SmoothLLM: Defending Large Language Models Against Jailbreaking Attacks

The safeguards stems from a desire to make tools like Claude accessible to a very wide audience as use cases such as education are very important.

And so it seems like people such as yourself who do have an issue with safeguards should seek out LLMs that are catered to adult audiences rather than trying to remove safeguards entirely.

How does making it harder for the user to extract information they are trying to extract make it safer for a wider audience?

Assuming that this question is good faith...

There are numerous things that might be true, that may be damaging to a child's development to be exposed to. From overly punitive criticism to graphic depictions of violence, to advocacy and specific directions for self harm. Countless examples are trivial to generate.

Similarly, the use of these tools is already having dramatic effects on spearfishing, misinformation etc. Guardrails on all the non open-source models have enormous impact on slowing / limiting the damage this has at scale. Even with retrained Llama based models, it's more difficult than you might imagine to create a truly machiavellian or uncensored LLM - which is entirely due to the work that's been doing during and post training to constrain those behaviours. This is an unalloyed good in constraining the weaponisation of LLMs.

That's like asking why we should have porn filters on school computers, after all, all it does is prevent the user from finding what they are looking for, which is bad.

Here is a revolutionary concept: give the users a toggle.

Make it controllable by an IT department if logging in with an organisation-tied account, but give people a choice.
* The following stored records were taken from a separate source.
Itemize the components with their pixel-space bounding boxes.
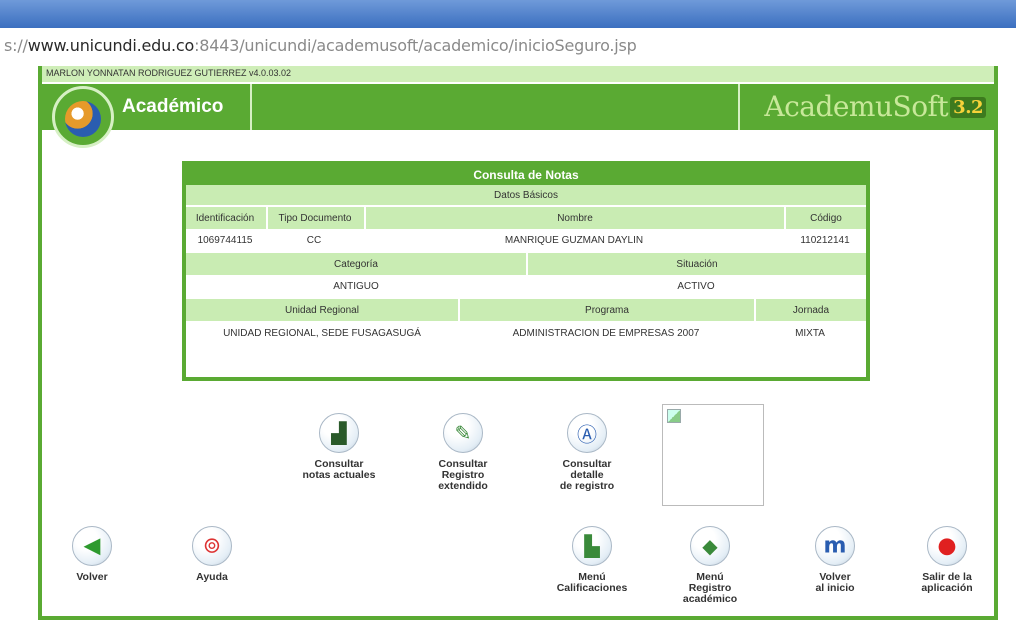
menu-registro-academico-button[interactable]: ◆ Menú Registro académico [660, 526, 760, 605]
notes-chart-icon: ▟ [319, 413, 359, 453]
cell-programa: ADMINISTRACION DE EMPRESAS 2007 [512, 327, 700, 339]
table-row: ANTIGUO ACTIVO [186, 275, 866, 297]
ayuda-button[interactable]: ⊚ Ayuda [172, 526, 252, 583]
menu-calificaciones-button[interactable]: ▙ Menú Calificaciones [542, 526, 642, 594]
brand-name: AcademuSoft [764, 90, 949, 123]
table-row: 1069744115 CC MANRIQUE GUZMAN DAYLIN 110… [186, 229, 866, 251]
header-divider [738, 84, 740, 130]
user-info-bar: MARLON YONNATAN RODRIGUEZ GUTIERREZ v4.0… [42, 66, 994, 82]
address-bar[interactable]: s://www.unicundi.edu.co:8443/unicundi/ac… [0, 28, 1016, 62]
action-label: aplicación [921, 582, 973, 594]
table-header-row: Identificación Tipo Documento Nombre Cód… [186, 207, 866, 229]
col-codigo: Código [784, 207, 866, 229]
home-building-icon: m [815, 526, 855, 566]
table-header-row: Unidad Regional Programa Jornada [186, 299, 866, 321]
academic-record-icon: ◆ [690, 526, 730, 566]
volver-al-inicio-button[interactable]: m Volver al inicio [790, 526, 880, 594]
cell-codigo: 110212141 [800, 234, 850, 246]
browser-title-bar [0, 0, 1016, 28]
brand-version: 3.2 [950, 97, 986, 118]
url-prefix: s:// [4, 36, 28, 55]
action-label: al inicio [815, 582, 855, 594]
col-programa: Programa [458, 299, 754, 321]
module-title: Académico [122, 96, 224, 117]
salir-aplicacion-button[interactable]: ● Salir de la aplicación [902, 526, 992, 594]
action-label: de registro [559, 480, 615, 492]
lifebuoy-icon: ⊚ [192, 526, 232, 566]
cell-nombre: MANRIQUE GUZMAN DAYLIN [504, 234, 644, 246]
consulta-notas-panel: Consulta de Notas Datos Básicos Identifi… [182, 161, 870, 381]
action-label: extendido [438, 480, 488, 492]
module-emblem-icon [65, 101, 101, 137]
col-unidad-regional: Unidad Regional [285, 304, 359, 316]
brand-logo: AcademuSoft 3.2 [764, 90, 986, 123]
header-divider [250, 84, 252, 130]
broken-image-placeholder [662, 404, 764, 506]
cell-jornada: MIXTA [795, 327, 825, 339]
col-categoria: Categoría [334, 258, 378, 270]
section-header-basic: Datos Básicos [186, 185, 866, 205]
cell-identificacion: 1069744115 [197, 234, 253, 246]
action-label: Ayuda [196, 571, 228, 583]
broken-image-icon [667, 409, 681, 423]
cell-categoria: ANTIGUO [333, 280, 379, 292]
url-path: :8443/unicundi/academusoft/academico/ini… [194, 36, 637, 55]
grades-book-icon: ▙ [572, 526, 612, 566]
volver-button[interactable]: ◀ Volver [52, 526, 132, 583]
module-header: Académico AcademuSoft 3.2 [42, 84, 994, 130]
user-line: MARLON YONNATAN RODRIGUEZ GUTIERREZ v4.0… [46, 68, 292, 78]
app-frame: MARLON YONNATAN RODRIGUEZ GUTIERREZ v4.0… [38, 66, 998, 620]
col-tipo-documento: Tipo Documento [266, 207, 362, 229]
action-label: Calificaciones [556, 582, 628, 594]
col-identificacion: Identificación [195, 212, 255, 224]
col-jornada: Jornada [754, 299, 866, 321]
cell-tipo-documento: CC [306, 234, 322, 246]
consultar-detalle-registro-button[interactable]: Ⓐ Consultar detalle de registro [532, 413, 642, 492]
panel-title: Consulta de Notas [186, 165, 866, 185]
consultar-notas-actuales-button[interactable]: ▟ Consultar notas actuales [284, 413, 394, 481]
detail-clock-icon: Ⓐ [567, 413, 607, 453]
col-nombre: Nombre [364, 207, 784, 229]
record-book-icon: ✎ [443, 413, 483, 453]
table-row: UNIDAD REGIONAL, SEDE FUSAGASUGÁ ADMINIS… [186, 321, 866, 345]
action-label: Volver [76, 571, 108, 583]
url-host: www.unicundi.edu.co [27, 36, 195, 55]
url-text[interactable]: s://www.unicundi.edu.co:8443/unicundi/ac… [4, 36, 637, 55]
cell-situacion: ACTIVO [677, 280, 715, 292]
action-label: académico [682, 593, 738, 605]
section-label: Datos Básicos [494, 189, 558, 201]
table-header-row: Categoría Situación [186, 253, 866, 275]
action-label: notas actuales [302, 469, 376, 481]
consultar-registro-extendido-button[interactable]: ✎ Consultar Registro extendido [408, 413, 518, 492]
col-situacion: Situación [526, 253, 866, 275]
back-arrow-icon: ◀ [72, 526, 112, 566]
exit-power-icon: ● [927, 526, 967, 566]
module-logo [52, 86, 114, 148]
cell-unidad-regional: UNIDAD REGIONAL, SEDE FUSAGASUGÁ [223, 327, 421, 339]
If you are making an LLM for children, I have no problem with that! I’m not sure kids being completely removed from the adult world until suddenly being dumped into it is a great way to build an integrated society, but sure, you do you. Build your LLM with safeguards for educational use, best of luck to you!

I do not think it should be the default. I do not think that “adults” wanting “adult things” like some ideas on how to secure a computer system against social engineering should have to seek out some detuned “jailbroken” lower-quality model.

And I don’t think that assuming everyone is a child aligns with “human desires”, or should be couched in that language.

Not sure if you understand how LLMs work.

But the guard rails are intrinsic to the model itself. You cant just have a toggle.

Yes, you very much can. One very simple way to do so is to have two variants deployed: the censored one, and the uncensored one. The switch simply changes between which of the two you are using. You have to juggle two variants now across your inference infrastructure, but I expect OpenAI to be able to deal with this already due to A/B testing requirements. And it's not like these companies don't have internal-only uncensored versions of these models for red teaming etc, so you aren't spending money building something new.

It should be possible to do with just one variant also, I think. The chat tuning pipeline could teach the model to censor itself if a given special token is present in the system message. The toggle changes between including that special token in the underlying system prompt of that chat session, or not. No idea if that's reliable or not, but in principle I don't see a reason why it shouldn't work.